- North American cover art
- Developers: San Diego Studio Zindagi Games
- Publisher: Sony Computer Entertainment
- Designers: Sean Levantino Greg Wondra
- Platform: PlayStation 3
- Release: EU: September 15, 2010; AU: September 16, 2010; NA/UK: September 17, 2010;
- Genre: Sports
- Modes: Single-player, Multiplayer

= Sports Champions =

2010 video game

Sports Champions is a 2010 sports video game developed by San Diego Studio and Zindagi Games and published by Sony Computer Entertainment for the PlayStation 3. It utilizes the PlayStation Move controller. The game is a collection of modern and medieval sports minigames.

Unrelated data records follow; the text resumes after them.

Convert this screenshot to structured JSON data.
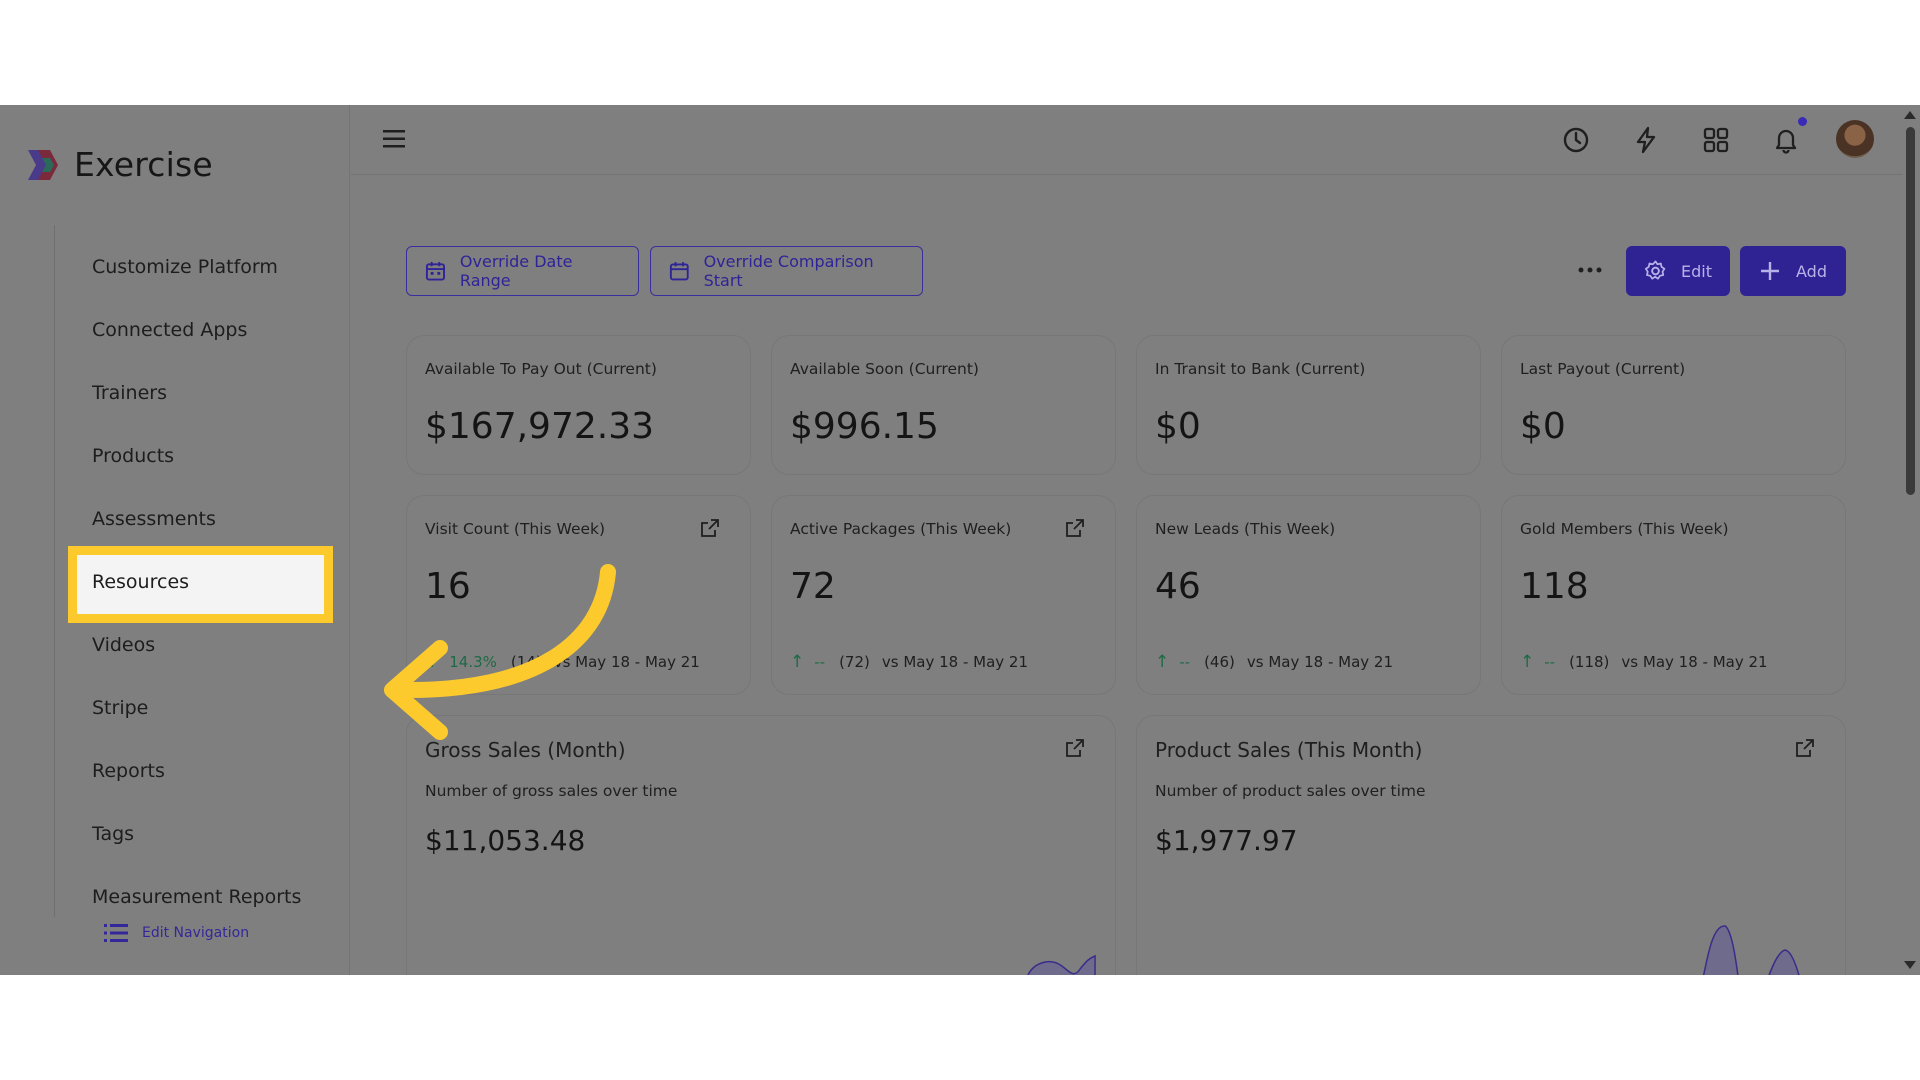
{
  "app": {
    "name": "Exercise"
  },
  "sidebar": {
    "items": [
      {
        "label": "Customize Platform"
      },
      {
        "label": "Connected Apps"
      },
      {
        "label": "Trainers"
      },
      {
        "label": "Products"
      },
      {
        "label": "Assessments"
      },
      {
        "label": "Resources",
        "highlighted": true
      },
      {
        "label": "Videos"
      },
      {
        "label": "Stripe"
      },
      {
        "label": "Reports"
      },
      {
        "label": "Tags"
      },
      {
        "label": "Measurement Reports"
      }
    ],
    "edit_navigation": "Edit Navigation"
  },
  "header": {
    "icons": [
      "menu-icon",
      "clock-icon",
      "lightning-icon",
      "apps-grid-icon",
      "bell-icon",
      "avatar"
    ],
    "notification_dot": true
  },
  "toolbar": {
    "override_date_range": "Override Date Range",
    "override_comparison_start": "Override Comparison Start",
    "edit": "Edit",
    "add": "Add"
  },
  "stats_row1": [
    {
      "label": "Available To Pay Out (Current)",
      "value": "$167,972.33"
    },
    {
      "label": "Available Soon (Current)",
      "value": "$996.15"
    },
    {
      "label": "In Transit to Bank (Current)",
      "value": "$0"
    },
    {
      "label": "Last Payout (Current)",
      "value": "$0"
    }
  ],
  "stats_row2": [
    {
      "label": "Visit Count (This Week)",
      "value": "16",
      "change": "14.3%",
      "previous": "(14)",
      "comparison": "vs May 18 - May 21"
    },
    {
      "label": "Active Packages (This Week)",
      "value": "72",
      "change": "--",
      "previous": "(72)",
      "comparison": "vs May 18 - May 21"
    },
    {
      "label": "New Leads (This Week)",
      "value": "46",
      "change": "--",
      "previous": "(46)",
      "comparison": "vs May 18 - May 21"
    },
    {
      "label": "Gold Members (This Week)",
      "value": "118",
      "change": "--",
      "previous": "(118)",
      "comparison": "vs May 18 - May 21"
    }
  ],
  "gross_sales": {
    "title": "Gross Sales (Month)",
    "subtitle": "Number of gross sales over time",
    "amount": "$11,053.48"
  },
  "product_sales": {
    "title": "Product Sales (This Month)",
    "subtitle": "Number of product sales over time",
    "amount": "$1,977.97"
  },
  "colors": {
    "accent": "#2f2394",
    "highlight": "#fdca2e",
    "trend_up": "#1f6a46",
    "overlay": "#7f7f7f"
  }
}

It was officially unveiled at the 2010 Game Developers Conference in San Francisco as a launch game for the PlayStation Move which would be bundled with the controller in several regions.

==Gameplay==

Gameplay of the Gladiator Duel event of the game

The game involves the player taking part in six unique sports games. However unlike Wii Sports, a similar collection of sports games for the Wii, the game consists of a series of modern as well as medieval sports. The game deviates from the norm by including uncommon sports such as Disc Golf and Bocce.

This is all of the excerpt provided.